Priority Five: Maintain a Strategic Approach to Capital Improvement Investments That Maximize Value, While Minimizing Financial Risk

With the difficult budget conditions facing the CSU unlikely to change in the forthcoming years, leveraging available fund sources and reducing long-term risk is of paramount concern. Traditionally, CSUN has aggressively pursued a variety of state fund sources, grant funds, utility incentives and rebates to support its facility improvement priorities. Our program has been very successful and has allowed us to address much of the “low-hanging fruit”— those projects with attractive energy savings payback. With fewer short payback opportunities, we must take a conservative approach in analyzing new initiatives and projects, so the campus is not exposed to financial risks associated with upfront investments or long-term financing on projects that may not achieve expected savings goals. We view capital renewal as a key component in wise decision making; in addition to improving energy efficiency, replacement of equipment that has exceeded its useful lifespan reduces annual campus programmed and deferred maintenance costs.

In analyzing potential projects, we work very closely with our utility providers to identify incentive and rebate programs. We also monitor and project long-term utility rates for all of our systems, and consider impacts on future labor and operating costs. This information supports project cost assessments and risk analyses.

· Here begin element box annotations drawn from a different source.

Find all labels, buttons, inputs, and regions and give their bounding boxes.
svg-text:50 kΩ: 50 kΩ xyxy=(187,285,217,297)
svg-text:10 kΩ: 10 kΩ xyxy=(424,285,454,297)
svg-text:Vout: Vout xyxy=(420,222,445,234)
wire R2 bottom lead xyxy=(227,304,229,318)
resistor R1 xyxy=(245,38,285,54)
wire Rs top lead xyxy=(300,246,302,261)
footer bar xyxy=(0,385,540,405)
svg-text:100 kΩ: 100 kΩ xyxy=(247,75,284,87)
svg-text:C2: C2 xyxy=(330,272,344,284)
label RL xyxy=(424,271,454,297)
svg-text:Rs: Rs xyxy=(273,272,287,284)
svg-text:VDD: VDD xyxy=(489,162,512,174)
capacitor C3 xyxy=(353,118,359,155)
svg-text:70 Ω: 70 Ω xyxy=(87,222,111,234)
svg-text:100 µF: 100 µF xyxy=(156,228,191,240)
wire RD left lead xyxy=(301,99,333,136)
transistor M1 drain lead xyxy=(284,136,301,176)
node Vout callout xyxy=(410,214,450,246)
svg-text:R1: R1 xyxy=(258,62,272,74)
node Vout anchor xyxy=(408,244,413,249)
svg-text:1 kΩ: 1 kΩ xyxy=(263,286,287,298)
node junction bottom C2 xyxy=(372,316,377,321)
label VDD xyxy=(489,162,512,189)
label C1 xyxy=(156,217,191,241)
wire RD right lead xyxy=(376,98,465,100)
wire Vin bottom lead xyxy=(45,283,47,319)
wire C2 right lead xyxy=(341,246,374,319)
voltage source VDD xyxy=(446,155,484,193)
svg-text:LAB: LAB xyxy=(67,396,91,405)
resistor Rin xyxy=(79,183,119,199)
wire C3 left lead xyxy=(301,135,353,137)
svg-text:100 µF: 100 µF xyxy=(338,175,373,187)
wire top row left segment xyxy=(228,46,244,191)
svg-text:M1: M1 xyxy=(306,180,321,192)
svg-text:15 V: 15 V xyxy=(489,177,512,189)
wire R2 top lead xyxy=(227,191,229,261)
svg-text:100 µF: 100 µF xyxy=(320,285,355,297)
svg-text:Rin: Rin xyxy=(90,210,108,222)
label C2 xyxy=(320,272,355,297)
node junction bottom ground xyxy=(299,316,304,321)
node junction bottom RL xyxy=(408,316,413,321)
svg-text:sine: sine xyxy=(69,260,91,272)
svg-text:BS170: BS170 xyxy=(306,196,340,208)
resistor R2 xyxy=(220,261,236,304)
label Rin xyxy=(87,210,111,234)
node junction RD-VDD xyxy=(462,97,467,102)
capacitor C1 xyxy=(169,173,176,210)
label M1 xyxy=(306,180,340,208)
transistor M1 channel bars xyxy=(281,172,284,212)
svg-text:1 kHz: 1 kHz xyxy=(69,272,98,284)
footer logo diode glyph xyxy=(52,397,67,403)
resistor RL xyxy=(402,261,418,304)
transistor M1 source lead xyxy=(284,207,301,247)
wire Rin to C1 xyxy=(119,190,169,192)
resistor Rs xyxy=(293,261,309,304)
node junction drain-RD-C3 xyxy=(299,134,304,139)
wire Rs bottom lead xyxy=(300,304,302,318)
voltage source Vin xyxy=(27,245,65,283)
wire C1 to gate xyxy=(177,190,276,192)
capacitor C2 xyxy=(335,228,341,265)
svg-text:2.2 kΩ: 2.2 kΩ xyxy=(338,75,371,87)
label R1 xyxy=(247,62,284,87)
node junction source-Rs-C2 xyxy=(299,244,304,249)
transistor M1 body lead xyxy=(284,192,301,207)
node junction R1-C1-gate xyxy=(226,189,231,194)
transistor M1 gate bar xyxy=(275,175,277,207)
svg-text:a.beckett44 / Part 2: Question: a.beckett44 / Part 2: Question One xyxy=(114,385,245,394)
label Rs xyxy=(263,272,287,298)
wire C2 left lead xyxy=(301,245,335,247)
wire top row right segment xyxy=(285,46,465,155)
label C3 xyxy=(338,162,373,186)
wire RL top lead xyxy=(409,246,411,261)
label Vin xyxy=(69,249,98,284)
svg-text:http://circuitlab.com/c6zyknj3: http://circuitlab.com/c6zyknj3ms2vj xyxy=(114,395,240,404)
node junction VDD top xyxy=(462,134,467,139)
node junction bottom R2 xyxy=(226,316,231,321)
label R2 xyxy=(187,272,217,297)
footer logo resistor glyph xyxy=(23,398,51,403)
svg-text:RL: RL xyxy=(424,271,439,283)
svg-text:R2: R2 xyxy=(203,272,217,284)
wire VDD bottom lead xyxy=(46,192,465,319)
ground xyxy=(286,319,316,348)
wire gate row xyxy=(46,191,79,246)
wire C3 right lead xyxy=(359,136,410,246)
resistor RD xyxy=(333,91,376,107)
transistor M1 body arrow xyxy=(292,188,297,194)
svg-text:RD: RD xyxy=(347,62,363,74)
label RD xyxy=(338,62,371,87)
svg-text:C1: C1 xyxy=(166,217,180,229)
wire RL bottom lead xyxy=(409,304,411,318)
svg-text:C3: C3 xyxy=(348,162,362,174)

A critical component of our success has been synergy between PPM and FPDC in developing and implementing facility management priorities. This has allowed CSUN to not only excel in its stewardship of the campus, but also become a recognized leader in energy efficiency and sustainability. With heightened awareness and interest in all aspects of sustainability within higher education, we are constantly challenged to maintain focus on campus priorities. We are regularly approached by parties—both on and off campus—with ideas and/or proposals for specific energy efficiency and sustainability projects. While these projects may have significant merit, we must remain disciplined in focusing resources on strategic campus priorities.   

CSUN’s Institute for Sustainability has been an outstanding partner in this regard. The Institute has taken a leadership role in those projects that provide educational value, such as various demonstration projects, academic studies, surveys, and behavior modification initiatives related to energy and transportation. We have been able to partner with the institute on several projects that directly support our goals. Recent examples include the GIS tree and facility databases, both of which were developed by the Institute using student labor at a significant savings over outside consultant resources.

We frequently utilize outside consultants and contractors for engineering studies, design documents and construction, including many of projects described above. When these services are required, we develop and issue specific RFQ’s or RFP’s based on our priorities. We don’t entertain unsolicited consultant proposals for two reasons: 1) Calif. Public Contract Code requires a competitive selection process for the majority of cases, and 2) we develop scopes of work for consultants and contractors that meet our specific needs. Typically, we require CSU prequalified, licensed architects or engineers, who understand our systems and can complete detailed design documents suitable for public works bidding.

Section 10709 of the public contract code also allows the CSU to enter into energy conservation alteration project agreements when the cost of the alterations is less than the marginal cost of energy purchase absent the alterations. These contracts must be awarded through competitive means. Feasibility calculations for these projects require assumptions for multiple variables, including long-term utility price trends, programmed equipment maintenance, long-term viability of business partners, etc. They may also require a significant initial commitment of University funds, which further increases institutional risk. We have successfully implemented energy projects over the past decade, but see increasingly longer pay-back periods for projects under current consideration.